An argument over someone texting in a movie theater; a customer at the checkout in a grocery store being jostled; a driver getting cut off by another car. But then someone pulls a gun and what could have — should have — been resolved with a little calm, and some plain common sense, ends in needless tragedy. Fueling the spiraling escalation of violence that has made the United States a global outlier in gun violence are laws that give license to people to shoot first.
“Stand your ground” laws, which allow individuals to use deadly force in public as a first resort rather than a last, came into vogue in the United States in the early 2000s and, according to a new study, are linked to a rise in gun homicides. Florida was a pioneer, enacting in 2005 a measure that essentially eliminated a citizen’s duty to retreat before using deadly force if they “reasonably believe″ their lives are threatened. Stand-your-ground was a factor in George Zimmerman’s acquittal in the 2012 fatal shooting of unarmed teenager Trayvon Martin. It was cited as a reason the original prosecutor in the Ahmaud Arbery case initially decided not to bring charges against the three men ultimately convicted of fatally shooting Arbery. And it loomed over the trial of a Florida man recently acquitted for shooting to death a moviegoer with whom he had quarreled about cellphone use.

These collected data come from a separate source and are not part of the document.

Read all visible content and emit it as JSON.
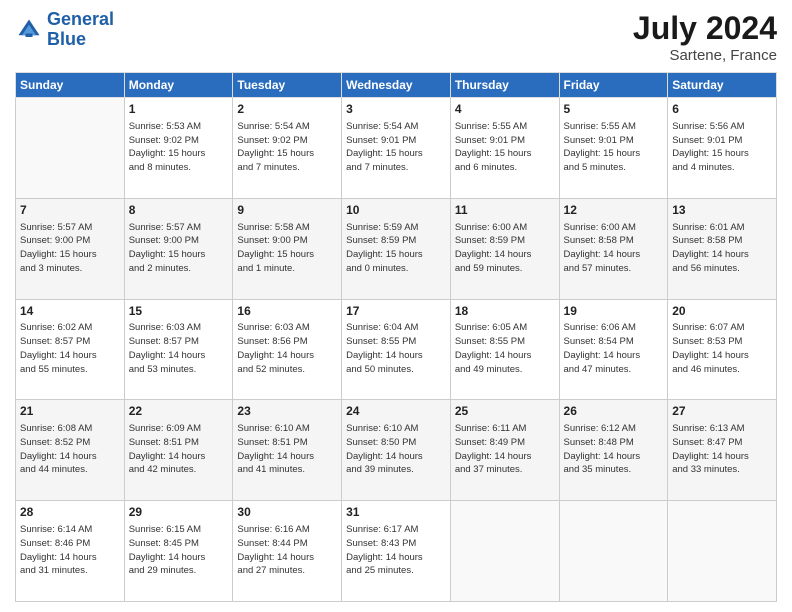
{
  "header": {
    "logo_line1": "General",
    "logo_line2": "Blue",
    "month_year": "July 2024",
    "location": "Sartene, France"
  },
  "days_of_week": [
    "Sunday",
    "Monday",
    "Tuesday",
    "Wednesday",
    "Thursday",
    "Friday",
    "Saturday"
  ],
  "weeks": [
    [
      {
        "day": "",
        "info": ""
      },
      {
        "day": "1",
        "info": "Sunrise: 5:53 AM\nSunset: 9:02 PM\nDaylight: 15 hours\nand 8 minutes."
      },
      {
        "day": "2",
        "info": "Sunrise: 5:54 AM\nSunset: 9:02 PM\nDaylight: 15 hours\nand 7 minutes."
      },
      {
        "day": "3",
        "info": "Sunrise: 5:54 AM\nSunset: 9:01 PM\nDaylight: 15 hours\nand 7 minutes."
      },
      {
        "day": "4",
        "info": "Sunrise: 5:55 AM\nSunset: 9:01 PM\nDaylight: 15 hours\nand 6 minutes."
      },
      {
        "day": "5",
        "info": "Sunrise: 5:55 AM\nSunset: 9:01 PM\nDaylight: 15 hours\nand 5 minutes."
      },
      {
        "day": "6",
        "info": "Sunrise: 5:56 AM\nSunset: 9:01 PM\nDaylight: 15 hours\nand 4 minutes."
      }
    ],
    [
      {
        "day": "7",
        "info": "Sunrise: 5:57 AM\nSunset: 9:00 PM\nDaylight: 15 hours\nand 3 minutes."
      },
      {
        "day": "8",
        "info": "Sunrise: 5:57 AM\nSunset: 9:00 PM\nDaylight: 15 hours\nand 2 minutes."
      },
      {
        "day": "9",
        "info": "Sunrise: 5:58 AM\nSunset: 9:00 PM\nDaylight: 15 hours\nand 1 minute."
      },
      {
        "day": "10",
        "info": "Sunrise: 5:59 AM\nSunset: 8:59 PM\nDaylight: 15 hours\nand 0 minutes."
      },
      {
        "day": "11",
        "info": "Sunrise: 6:00 AM\nSunset: 8:59 PM\nDaylight: 14 hours\nand 59 minutes."
      },
      {
        "day": "12",
        "info": "Sunrise: 6:00 AM\nSunset: 8:58 PM\nDaylight: 14 hours\nand 57 minutes."
      },
      {
        "day": "13",
        "info": "Sunrise: 6:01 AM\nSunset: 8:58 PM\nDaylight: 14 hours\nand 56 minutes."
      }
    ],
    [
      {
        "day": "14",
        "info": "Sunrise: 6:02 AM\nSunset: 8:57 PM\nDaylight: 14 hours\nand 55 minutes."
      },
      {
        "day": "15",
        "info": "Sunrise: 6:03 AM\nSunset: 8:57 PM\nDaylight: 14 hours\nand 53 minutes."
      },
      {
        "day": "16",
        "info": "Sunrise: 6:03 AM\nSunset: 8:56 PM\nDaylight: 14 hours\nand 52 minutes."
      },
      {
        "day": "17",
        "info": "Sunrise: 6:04 AM\nSunset: 8:55 PM\nDaylight: 14 hours\nand 50 minutes."
      },
      {
        "day": "18",
        "info": "Sunrise: 6:05 AM\nSunset: 8:55 PM\nDaylight: 14 hours\nand 49 minutes."
      },
      {
        "day": "19",
        "info": "Sunrise: 6:06 AM\nSunset: 8:54 PM\nDaylight: 14 hours\nand 47 minutes."
      },
      {
        "day": "20",
        "info": "Sunrise: 6:07 AM\nSunset: 8:53 PM\nDaylight: 14 hours\nand 46 minutes."
      }
    ],
    [
      {
        "day": "21",
        "info": "Sunrise: 6:08 AM\nSunset: 8:52 PM\nDaylight: 14 hours\nand 44 minutes."
      },
      {
        "day": "22",
        "info": "Sunrise: 6:09 AM\nSunset: 8:51 PM\nDaylight: 14 hours\nand 42 minutes."
      },
      {
        "day": "23",
        "info": "Sunrise: 6:10 AM\nSunset: 8:51 PM\nDaylight: 14 hours\nand 41 minutes."
      },
      {
        "day": "24",
        "info": "Sunrise: 6:10 AM\nSunset: 8:50 PM\nDaylight: 14 hours\nand 39 minutes."
      },
      {
        "day": "25",
        "info": "Sunrise: 6:11 AM\nSunset: 8:49 PM\nDaylight: 14 hours\nand 37 minutes."
      },
      {
        "day": "26",
        "info": "Sunrise: 6:12 AM\nSunset: 8:48 PM\nDaylight: 14 hours\nand 35 minutes."
      },
      {
        "day": "27",
        "info": "Sunrise: 6:13 AM\nSunset: 8:47 PM\nDaylight: 14 hours\nand 33 minutes."
      }
    ],
    [
      {
        "day": "28",
        "info": "Sunrise: 6:14 AM\nSunset: 8:46 PM\nDaylight: 14 hours\nand 31 minutes."
      },
      {
        "day": "29",
        "info": "Sunrise: 6:15 AM\nSunset: 8:45 PM\nDaylight: 14 hours\nand 29 minutes."
      },
      {
        "day": "30",
        "info": "Sunrise: 6:16 AM\nSunset: 8:44 PM\nDaylight: 14 hours\nand 27 minutes."
      },
      {
        "day": "31",
        "info": "Sunrise: 6:17 AM\nSunset: 8:43 PM\nDaylight: 14 hours\nand 25 minutes."
      },
      {
        "day": "",
        "info": ""
      },
      {
        "day": "",
        "info": ""
      },
      {
        "day": "",
        "info": ""
      }
    ]
  ]
}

Proponents of stand-your-ground laws, put in place in some 20 states that followed Florida’s lead, say the laws enhance public safety by reducing barriers that prevent people from exercising their right to self-defense. They also claim that such laws deter crime. But a study published last week in JAMA Network Open, a peer-reviewed medical journal, found stand-your-ground laws are associated with an 11 percent increase in monthly homicide rates. That monthly increase alone, the authors wrote, is greater than total rates of homicides in most Northern and Western European countries.
The authors of the study analyzed 23 states that enacted stand-your-ground laws between 2000 and 2016, and 18 states that did not have the laws during the full study period, from 1999 to 2017. Their analysis found that stand-your-ground laws could be linked to 700 additional homicides each year. Most striking was the rise in Southern states — Florida, Alabama, Georgia and Louisiana — that were early adopters of the laws. The study’s findings also echo a 2020 review by the Rand Corp. about strong evidence linking stand-your-ground laws with an increase in firearm homicide rates.
No doubt other factors have contributed to an increase in gun violence, but laws that encourage people to grab a gun and shoot when they think they are being threatened — rather than counting to 10, walking away, calling 911 — are not an effective means of self-protection. They should be recognized as what they are: a prelude to tragedy.